Was hat die Porosität der Haare mit den Ölen zu tun? Alle Öle wurden so entwickelt, um einen konkreten Haartyp auf beste Weise zu pflegen? Es gibt:

  • Haare mit geringer Porosität – sind glatt, glanzvoll und gesund, schwer zu färben, zu stylen und auch zu föhnen. Die Haarschuppen liegen dicht an. Für diesen Haartyp sorgen die gesättigten Öle.
  • Haare mit normaler Porosität – sind gesund und leicht zu stylen. Die Haarschuppen stehen leicht ab. Für Pflege eines solchen Haartyps werden die einfach ungesättigten Öle empfohlen.
  • Haare mit hoher Porosität – zu dieser Gruppe gehören lockige, aufgeblähte und elektrisch aufgeladene Haare. Das sind stark geschädigte Haare, leicht zu feuchten, zu föhnen und zu färben. Die Haarschuppen stehen stark ab. Für die Pflege solcher Haare verwenden Sie mehrfach ungesättigte Öle, denn auf diese Weise verbessern Sie ihre Kondition.

Außer den Haaren mit geringer, normaler und hoher Porosität gibt es ebenfalls Haare mit normaler Porosität mit Neigung zur hohen Porosität oder geringen Porosität.

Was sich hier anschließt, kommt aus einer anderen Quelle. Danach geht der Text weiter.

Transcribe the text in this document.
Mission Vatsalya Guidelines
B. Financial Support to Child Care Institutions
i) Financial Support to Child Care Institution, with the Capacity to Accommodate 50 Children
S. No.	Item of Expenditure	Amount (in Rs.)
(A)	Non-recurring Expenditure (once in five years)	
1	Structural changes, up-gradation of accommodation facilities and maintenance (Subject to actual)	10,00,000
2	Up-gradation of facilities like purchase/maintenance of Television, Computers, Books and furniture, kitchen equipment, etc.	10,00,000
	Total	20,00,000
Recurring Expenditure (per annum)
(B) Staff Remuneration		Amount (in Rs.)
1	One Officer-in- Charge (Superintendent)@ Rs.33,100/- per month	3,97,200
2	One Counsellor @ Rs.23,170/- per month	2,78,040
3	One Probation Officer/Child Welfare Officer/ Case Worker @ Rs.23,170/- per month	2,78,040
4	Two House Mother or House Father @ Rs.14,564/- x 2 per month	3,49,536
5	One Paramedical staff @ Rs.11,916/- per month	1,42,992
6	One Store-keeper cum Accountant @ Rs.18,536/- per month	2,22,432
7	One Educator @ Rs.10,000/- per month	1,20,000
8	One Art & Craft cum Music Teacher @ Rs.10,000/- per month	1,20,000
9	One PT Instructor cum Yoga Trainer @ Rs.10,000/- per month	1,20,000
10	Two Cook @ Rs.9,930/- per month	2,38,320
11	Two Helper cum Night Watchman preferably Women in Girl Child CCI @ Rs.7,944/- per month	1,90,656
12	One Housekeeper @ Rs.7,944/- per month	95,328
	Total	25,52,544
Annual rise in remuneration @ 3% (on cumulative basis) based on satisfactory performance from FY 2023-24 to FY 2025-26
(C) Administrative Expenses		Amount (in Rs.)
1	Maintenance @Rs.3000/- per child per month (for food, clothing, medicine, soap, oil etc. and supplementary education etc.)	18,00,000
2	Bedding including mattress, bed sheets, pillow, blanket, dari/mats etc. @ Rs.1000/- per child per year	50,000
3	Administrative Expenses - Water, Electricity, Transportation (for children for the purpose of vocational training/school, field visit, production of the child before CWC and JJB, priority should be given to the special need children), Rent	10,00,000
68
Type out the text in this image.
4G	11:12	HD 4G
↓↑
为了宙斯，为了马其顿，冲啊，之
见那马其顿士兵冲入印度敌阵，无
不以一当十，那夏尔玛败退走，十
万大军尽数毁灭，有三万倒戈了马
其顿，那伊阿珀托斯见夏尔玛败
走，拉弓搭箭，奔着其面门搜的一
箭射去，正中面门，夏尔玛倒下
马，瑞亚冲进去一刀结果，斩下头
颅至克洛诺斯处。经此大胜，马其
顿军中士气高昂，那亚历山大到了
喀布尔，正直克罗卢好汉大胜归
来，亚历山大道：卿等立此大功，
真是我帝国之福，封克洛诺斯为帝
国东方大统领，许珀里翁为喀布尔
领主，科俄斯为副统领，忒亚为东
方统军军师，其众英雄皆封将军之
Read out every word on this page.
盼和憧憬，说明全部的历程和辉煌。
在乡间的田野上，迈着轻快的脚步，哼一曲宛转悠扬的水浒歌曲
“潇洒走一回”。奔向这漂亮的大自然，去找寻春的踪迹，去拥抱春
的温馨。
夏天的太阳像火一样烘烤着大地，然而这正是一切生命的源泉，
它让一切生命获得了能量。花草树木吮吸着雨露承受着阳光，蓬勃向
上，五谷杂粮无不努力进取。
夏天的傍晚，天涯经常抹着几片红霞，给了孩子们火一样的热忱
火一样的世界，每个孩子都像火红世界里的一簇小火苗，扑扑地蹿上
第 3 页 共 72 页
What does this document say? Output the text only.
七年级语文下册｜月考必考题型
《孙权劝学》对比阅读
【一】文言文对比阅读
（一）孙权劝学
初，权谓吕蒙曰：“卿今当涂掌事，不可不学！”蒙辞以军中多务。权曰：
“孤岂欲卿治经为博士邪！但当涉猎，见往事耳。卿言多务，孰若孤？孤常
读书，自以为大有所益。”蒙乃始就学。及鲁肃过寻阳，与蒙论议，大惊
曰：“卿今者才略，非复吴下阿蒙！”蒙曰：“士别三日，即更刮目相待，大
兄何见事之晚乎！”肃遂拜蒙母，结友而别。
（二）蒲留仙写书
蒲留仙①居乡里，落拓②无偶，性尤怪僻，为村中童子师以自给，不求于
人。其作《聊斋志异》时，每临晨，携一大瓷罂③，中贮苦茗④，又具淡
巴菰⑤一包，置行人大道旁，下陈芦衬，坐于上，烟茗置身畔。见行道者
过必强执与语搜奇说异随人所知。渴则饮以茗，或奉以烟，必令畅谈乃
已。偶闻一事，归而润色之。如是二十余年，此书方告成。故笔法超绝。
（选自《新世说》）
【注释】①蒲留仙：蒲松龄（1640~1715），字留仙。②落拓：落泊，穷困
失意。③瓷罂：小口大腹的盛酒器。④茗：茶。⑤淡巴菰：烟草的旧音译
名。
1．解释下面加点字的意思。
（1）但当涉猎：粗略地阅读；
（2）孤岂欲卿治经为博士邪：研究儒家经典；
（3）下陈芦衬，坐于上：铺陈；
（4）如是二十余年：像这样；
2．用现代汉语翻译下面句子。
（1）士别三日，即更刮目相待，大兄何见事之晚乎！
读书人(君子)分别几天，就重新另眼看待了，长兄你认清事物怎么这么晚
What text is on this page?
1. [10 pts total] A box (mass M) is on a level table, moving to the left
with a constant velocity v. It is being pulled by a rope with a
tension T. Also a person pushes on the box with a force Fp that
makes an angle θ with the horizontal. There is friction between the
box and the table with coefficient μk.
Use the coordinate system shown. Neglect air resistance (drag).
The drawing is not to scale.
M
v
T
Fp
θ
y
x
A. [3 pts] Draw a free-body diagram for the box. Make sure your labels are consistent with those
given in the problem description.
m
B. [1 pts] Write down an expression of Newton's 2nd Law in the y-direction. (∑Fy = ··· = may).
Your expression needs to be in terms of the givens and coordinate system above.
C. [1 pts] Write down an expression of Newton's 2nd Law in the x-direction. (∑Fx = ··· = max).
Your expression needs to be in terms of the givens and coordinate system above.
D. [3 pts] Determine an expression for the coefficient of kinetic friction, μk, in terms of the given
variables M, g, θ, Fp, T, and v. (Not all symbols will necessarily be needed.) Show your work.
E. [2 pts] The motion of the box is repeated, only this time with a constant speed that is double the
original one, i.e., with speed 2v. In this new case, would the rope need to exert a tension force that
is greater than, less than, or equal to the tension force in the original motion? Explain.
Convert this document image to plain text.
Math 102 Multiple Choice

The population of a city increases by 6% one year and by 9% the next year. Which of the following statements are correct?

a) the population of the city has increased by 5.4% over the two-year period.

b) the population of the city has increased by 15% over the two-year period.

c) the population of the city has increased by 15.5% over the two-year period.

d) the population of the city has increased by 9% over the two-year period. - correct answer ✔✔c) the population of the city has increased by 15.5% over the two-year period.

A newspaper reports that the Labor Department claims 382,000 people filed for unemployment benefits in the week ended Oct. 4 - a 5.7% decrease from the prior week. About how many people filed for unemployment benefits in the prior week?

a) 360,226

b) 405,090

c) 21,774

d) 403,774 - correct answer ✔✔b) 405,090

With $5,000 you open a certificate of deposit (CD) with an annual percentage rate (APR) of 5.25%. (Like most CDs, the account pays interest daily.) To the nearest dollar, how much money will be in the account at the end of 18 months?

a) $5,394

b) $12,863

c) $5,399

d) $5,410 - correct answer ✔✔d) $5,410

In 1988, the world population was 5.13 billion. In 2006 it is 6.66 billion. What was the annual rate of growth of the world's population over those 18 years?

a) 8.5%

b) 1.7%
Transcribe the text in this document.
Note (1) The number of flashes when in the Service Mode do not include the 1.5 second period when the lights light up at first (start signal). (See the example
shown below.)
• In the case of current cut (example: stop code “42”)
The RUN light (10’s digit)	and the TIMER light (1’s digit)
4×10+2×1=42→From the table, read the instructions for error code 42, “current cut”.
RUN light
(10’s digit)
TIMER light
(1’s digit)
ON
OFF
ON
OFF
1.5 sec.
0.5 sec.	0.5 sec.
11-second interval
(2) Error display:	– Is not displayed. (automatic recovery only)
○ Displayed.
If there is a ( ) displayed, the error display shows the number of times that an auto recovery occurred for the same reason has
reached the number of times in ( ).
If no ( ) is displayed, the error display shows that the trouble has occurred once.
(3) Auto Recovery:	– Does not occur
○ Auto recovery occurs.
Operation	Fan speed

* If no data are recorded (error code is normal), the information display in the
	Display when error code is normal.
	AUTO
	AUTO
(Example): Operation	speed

Wie bestimmen Sie Porosität Ihrer Haare?

Hilfreich sind folgende Methoden: Sehmethode, Berührungsmethode, Mehl-, Wasser- und Kokosöl-Test. Den Zustand Ihrer Haare können Sie auch in einer Trichologie-Praxis prüfen. Worin besteht ein solcher Eingriff? Der Arzt untersucht unter dem Mikroskop Dicke und Länge der Haare, Kondition der Haarspitzen und Kopfhaut. Nach einer Weile bekommen Sie die Ergebnisse. Sie können auch den Arzt um konkrete Kosmetikprodukte für Haarpflege bitten. Er sollte Ihnen helfen. Und worin bestehen die konkreten Methoden der Bestimmung der Haarporosität?

Sehmethode: beobachten Sie Ihre Haare. Wie sehen sie nach Föhnen oder Waschen aus? Sind sie an regnerischen Tagen aufgebläht, glanzlos oder schwer zu stylen? Wenn ja, dann haben Sie die Haare mit hoher Porosität. Wenn Ihre Strähnen immer gut aussehen, unabhängig vom Wetter, besitzen Sie die Haare mit normaler oder geringer Porosität.

Berührungsmethode: wie fühlt sich ein Haar an? Wenn es rau und verdreht ist, haben Sie die Haare mit hoher Porosität. Und ein glattes und gerades Haar deutet nämlich darauf hin, dass Ihre Haare geringe Porosität besitzen. Vergessen Sie nicht, dass vor dem Test alle Kosmetikreste, u. a. Silikone, entfernt werden sollten.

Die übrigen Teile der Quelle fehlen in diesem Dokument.